Eso le pedí a mi hermana en esos días, cuando me cambió la vida con la ausencia más rotunda. Lo pedí, inocente perdida de la relatividad del tiempo, contando con la expansión del universo, la eternidad de enero y el peso espaciado de ciertas fechas… 

Pero todos los plazos se cumplen. Cuando Dinorah Cortez-Vélez escribió desde Milwaukee «nos vemos el jueves», cayó una sentencia de tres años que pendía sobre las cabezas de los conferencistas que resistimos para presentar en «Calibanías y caribeñidades: asedios a la imagen».  

Entonces supe que mi propia sentencia de doce meses venía a cumplirse.
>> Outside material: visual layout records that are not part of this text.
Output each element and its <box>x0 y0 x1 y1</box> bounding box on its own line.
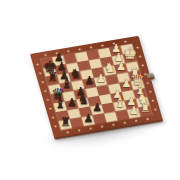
frame-dot <box>66 132 68 134</box>
frame-dot <box>52 117 54 119</box>
frame-dot <box>67 50 69 52</box>
frame-dot <box>146 82 148 84</box>
frame-dot <box>49 108 51 110</box>
frame-dot <box>154 109 156 111</box>
frame-dot <box>89 128 91 130</box>
frame-dot <box>146 118 148 120</box>
frame-dot <box>124 41 126 43</box>
frame-dot <box>139 56 141 58</box>
frame-dot <box>39 72 41 74</box>
frame-dot <box>101 44 103 46</box>
chess-set-photo: chess ♟♟♚♟♟♚♜♟♞♞♟♝♟♟♜♛♟♟♛♝♟♞♟♝♟♝♟♞♜♟♟♜ <box>0 0 180 180</box>
frame-dot <box>135 120 137 122</box>
frame-dot <box>113 43 115 45</box>
frame-dot <box>44 90 46 92</box>
frame-dot <box>47 99 49 101</box>
frame-dot <box>112 124 114 126</box>
frame-dot <box>78 130 80 132</box>
frame-dot <box>41 81 43 83</box>
clasp-icon <box>146 73 154 79</box>
frame-dot <box>78 48 80 50</box>
frame-dot <box>56 52 58 54</box>
frame-dot <box>54 125 56 127</box>
frame-dot <box>101 126 103 128</box>
frame-dot <box>152 100 154 102</box>
frame-dot <box>124 122 126 124</box>
frame-dot <box>149 91 151 93</box>
chess-board <box>30 36 163 138</box>
frame-dot <box>141 64 143 66</box>
frame-dot <box>36 63 38 65</box>
frame-dot <box>136 47 138 49</box>
frame-dot <box>44 54 46 56</box>
frame-dot <box>90 46 92 48</box>
square-a1 <box>138 106 152 117</box>
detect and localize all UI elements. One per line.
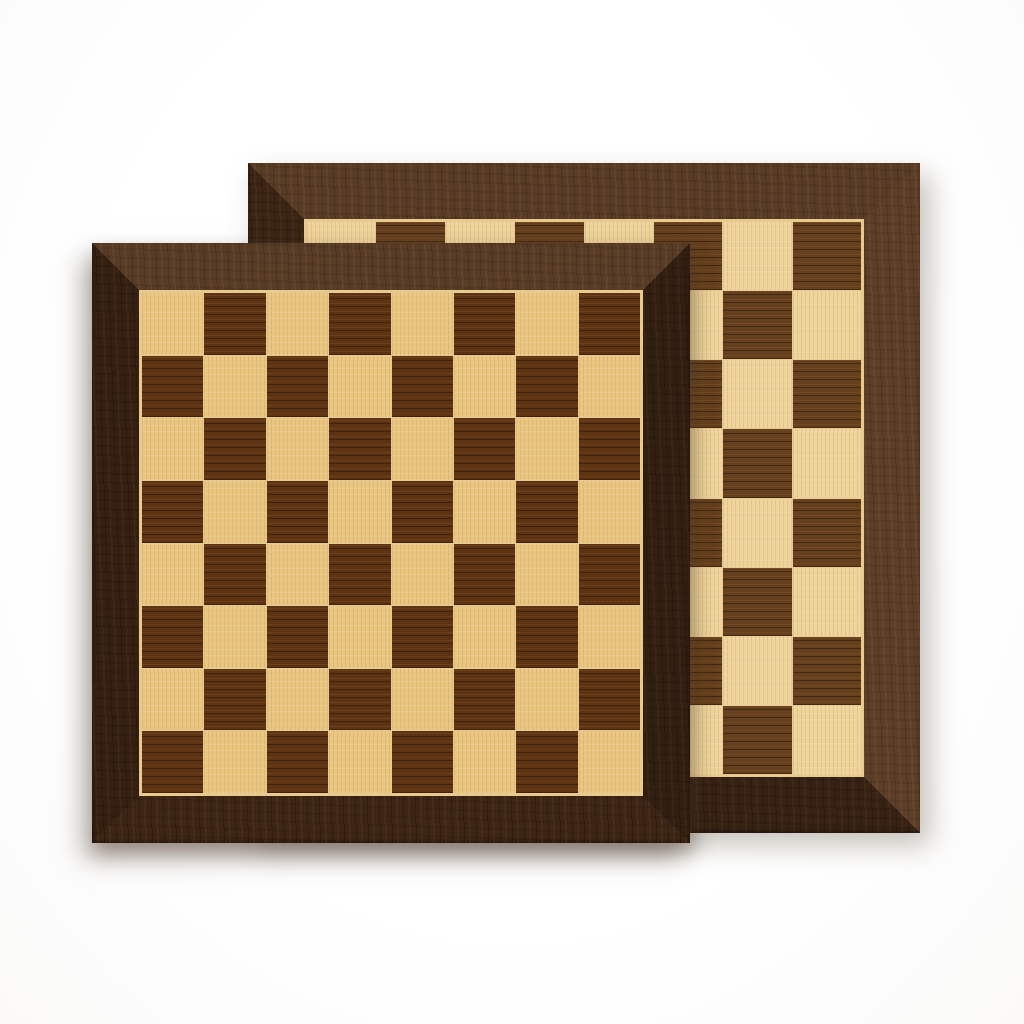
front-square-h4 xyxy=(579,544,640,606)
front-square-c1 xyxy=(267,731,328,793)
front-square-b4 xyxy=(204,544,265,606)
front-square-b1 xyxy=(204,731,265,793)
front-square-c4 xyxy=(267,544,328,606)
front-square-f4 xyxy=(454,544,515,606)
back-square-h8 xyxy=(793,222,861,290)
front-square-a1 xyxy=(142,731,203,793)
front-square-d5 xyxy=(329,481,390,543)
front-square-f1 xyxy=(454,731,515,793)
front-square-b2 xyxy=(204,669,265,731)
front-square-f8 xyxy=(454,293,515,355)
front-square-f6 xyxy=(454,418,515,480)
front-square-d6 xyxy=(329,418,390,480)
front-square-e4 xyxy=(392,544,453,606)
front-square-c3 xyxy=(267,606,328,668)
back-square-h1 xyxy=(793,706,861,774)
back-square-g8 xyxy=(723,222,791,290)
front-square-g7 xyxy=(516,356,577,418)
front-square-f7 xyxy=(454,356,515,418)
front-square-b3 xyxy=(204,606,265,668)
front-square-e5 xyxy=(392,481,453,543)
front-square-e1 xyxy=(392,731,453,793)
front-square-e3 xyxy=(392,606,453,668)
front-square-h6 xyxy=(579,418,640,480)
front-square-d1 xyxy=(329,731,390,793)
front-square-a5 xyxy=(142,481,203,543)
front-square-e7 xyxy=(392,356,453,418)
front-square-d8 xyxy=(329,293,390,355)
front-square-a6 xyxy=(142,418,203,480)
front-square-h3 xyxy=(579,606,640,668)
back-square-g5 xyxy=(723,429,791,497)
front-square-b6 xyxy=(204,418,265,480)
front-square-f2 xyxy=(454,669,515,731)
front-square-e8 xyxy=(392,293,453,355)
front-square-c2 xyxy=(267,669,328,731)
front-square-g8 xyxy=(516,293,577,355)
front-square-h1 xyxy=(579,731,640,793)
front-board-playing-area xyxy=(139,290,643,796)
front-square-g6 xyxy=(516,418,577,480)
front-square-a2 xyxy=(142,669,203,731)
front-square-c8 xyxy=(267,293,328,355)
front-square-h8 xyxy=(579,293,640,355)
front-square-c5 xyxy=(267,481,328,543)
front-square-b7 xyxy=(204,356,265,418)
back-square-g3 xyxy=(723,568,791,636)
front-square-a7 xyxy=(142,356,203,418)
front-chess-board xyxy=(92,243,690,843)
back-square-h4 xyxy=(793,499,861,567)
back-square-h5 xyxy=(793,429,861,497)
front-square-e6 xyxy=(392,418,453,480)
front-square-f5 xyxy=(454,481,515,543)
front-square-b5 xyxy=(204,481,265,543)
front-square-d4 xyxy=(329,544,390,606)
back-square-g4 xyxy=(723,499,791,567)
front-square-a4 xyxy=(142,544,203,606)
back-square-h7 xyxy=(793,291,861,359)
front-square-g1 xyxy=(516,731,577,793)
front-square-e2 xyxy=(392,669,453,731)
back-square-h3 xyxy=(793,568,861,636)
front-square-d3 xyxy=(329,606,390,668)
front-square-g2 xyxy=(516,669,577,731)
front-square-h7 xyxy=(579,356,640,418)
front-square-f3 xyxy=(454,606,515,668)
front-square-g5 xyxy=(516,481,577,543)
front-square-a8 xyxy=(142,293,203,355)
back-square-g1 xyxy=(723,706,791,774)
front-square-h2 xyxy=(579,669,640,731)
front-square-b8 xyxy=(204,293,265,355)
back-square-g2 xyxy=(723,637,791,705)
back-square-g7 xyxy=(723,291,791,359)
back-square-h6 xyxy=(793,360,861,428)
front-square-a3 xyxy=(142,606,203,668)
front-square-c6 xyxy=(267,418,328,480)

Y que octubre doblaba la esquina para decirme que el tiempo no me esperaba y que la vida, tampoco. Intenté no poner mi fe en los compromisos que había hecho para después. Me entregué a la ruta que trazaba mi pasaporte, en la travesía hasta Wisconsin y los abrazos que recibí de colegas y amigos a quienes no veía en meses o años.  

Tuve poco tiempo en la ciudad de fantasmas, cervezas y deportes, casi como una señal de que la vida se escurre en conversaciones con extraños, libros que lees de golpe en el autobús que te saca de Manhattan y los trenes que te llevan a tantas partes, menos a casa.  

Pasó el año, me dije, mientras sobrevolaba el Monumento, de vuelta al techo donde ahora, muchas monedas al aire intentan caer para decidir mi destino. Aunque Drexler lo dijo mejor: «Ya estoy en la mitad de esta carretera/ Tantas encrucijadas quedan detrás/ Ya está en el aire girando mi moneda/ Y que sea lo que sea».